The Trust was designated a Genomic Medicine Centre by NHS England in December 2014 to carry out the project and the OMDC – supported by the NIHR Oxford Biomedical Research Centre (BRC) – serves as the central laboratory for the Oxford NHS Genomic Medicine Centre.


The rare disease programme started in June while the Oxford cancer programme is the first in England to initiate recruitment this month.


The doctor looking after them will refer patients into the programme. The programme is voluntary and patients will be considered only after they have given written consent.


The Oxford programme will collect about 1200 samples from about 600 cancer patients and about 2000 samples from about 660 rare disease patients. Samples will also be taken for other types of analyses for further research and extensive clinical outcome data will be collected.


All samples will be sequenced by Illumina, the 100,000 Genomes Project’s sequencing partner.


Oxford NHS Genomic Medicine Centre clinicians will have access to results for validation and clinical action. The information captured will also be available to researchers for ethically approved research, to help develop new knowledge and treatments.


By providing information about each disease’s unique genetic code, it is hoped that patients will benefit from treatment tailored to their needs while researchers will be able to study data from thousands of patients to develop new treatments.
The University of Oxford’s Wellcome Trust Centre for Human Genetics pioneered this new approach to genetic analysis with its WGS 500 Programme to sequence the complete genome of 500 patients in collaboration with Illumina.


The success of WGS 500 helped to secure funding from the National Institute for Health Research (NIHR) and The Wellcome Trust’s Health Innovation Challenge Fund, the NIHR Oxford BRC and the Cancer Research UK Oxford Centre.


This allowed the OMDC to develop whole genome sequencing protocols and procedures for use in routine NHS clinical diagnostics and to evaluate the technique’s clinical effectiveness and cost implications for the NHS.
The Oxford NHS Genomic Medicine Centre is one of 11 Genomic Medicine Centres to deliver the programme across England.


In the coming months, the Oxford NHS Genomic Medicine Centre will extend recruitment to its partner trusts in the region: Buckinghamshire Healthcare NHS Trust, Great Western Hospitals NHS Trust, The Royal Berkshire NHS Foundation Trust, Frimley Park Hospital NHS Foundation Trust and Milton Keynes Hospital NHS Foundation Trust.

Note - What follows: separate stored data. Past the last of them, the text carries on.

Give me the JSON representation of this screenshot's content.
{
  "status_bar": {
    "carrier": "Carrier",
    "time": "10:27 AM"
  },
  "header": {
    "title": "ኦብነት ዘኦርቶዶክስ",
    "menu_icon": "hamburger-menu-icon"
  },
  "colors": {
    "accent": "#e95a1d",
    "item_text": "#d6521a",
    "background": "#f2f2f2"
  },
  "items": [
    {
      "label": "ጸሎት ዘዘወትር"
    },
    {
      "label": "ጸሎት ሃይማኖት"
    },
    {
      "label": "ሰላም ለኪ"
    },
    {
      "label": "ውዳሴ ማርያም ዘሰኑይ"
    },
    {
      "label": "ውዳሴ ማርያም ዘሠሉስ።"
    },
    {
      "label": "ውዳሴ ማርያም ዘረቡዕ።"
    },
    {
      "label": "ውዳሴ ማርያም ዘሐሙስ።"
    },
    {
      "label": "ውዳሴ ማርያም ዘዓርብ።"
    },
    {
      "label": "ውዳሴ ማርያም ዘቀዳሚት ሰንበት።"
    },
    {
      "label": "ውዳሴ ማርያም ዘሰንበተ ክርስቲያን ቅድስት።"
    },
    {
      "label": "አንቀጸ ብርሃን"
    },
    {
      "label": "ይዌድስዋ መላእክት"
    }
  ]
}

The entire three-year project will collect about 4000 samples from about 1600 patients.


Director of the Oxford NHS Genomic Medicine Centre and Associate Professor of Molecular Diagnostics for the University’s Department of Oncology Anna Schuh said: “Oxford University Hospital NHS Trust’s designation as a Genomic Medicine Centre will allow eligible patients with rare diseases and their families and patients suffering from cancers to gain equitable access to state-of-the-art genomic diagnostics.


For some of these patients, this new diagnostic approach will alter clinical management and can guide clinicians towards more effective treatment options. At the same time, by helping to recruit thousands of patients to this unique programme across England, we will make a significant contribution to collaborative research aimed at improving our understanding of these diseases which will ultimately lead to successful design of new therapies.


Trust Director of Research & Development and NIHR Oxford BRC Director Prof Keith Channon said: “We are extremely proud to be the first of the 11 Genomic Medicine Centres in England to offer this opportunity for patients with cancer. Oxford’s designation as a Genomic Medicine Centre, with the support of the NIHR Oxford Biomedical Research Centre reflects the highly productive collaboration between the OUHT and the University of Oxford’s world-class research departments in bringing benefits to NHS patients.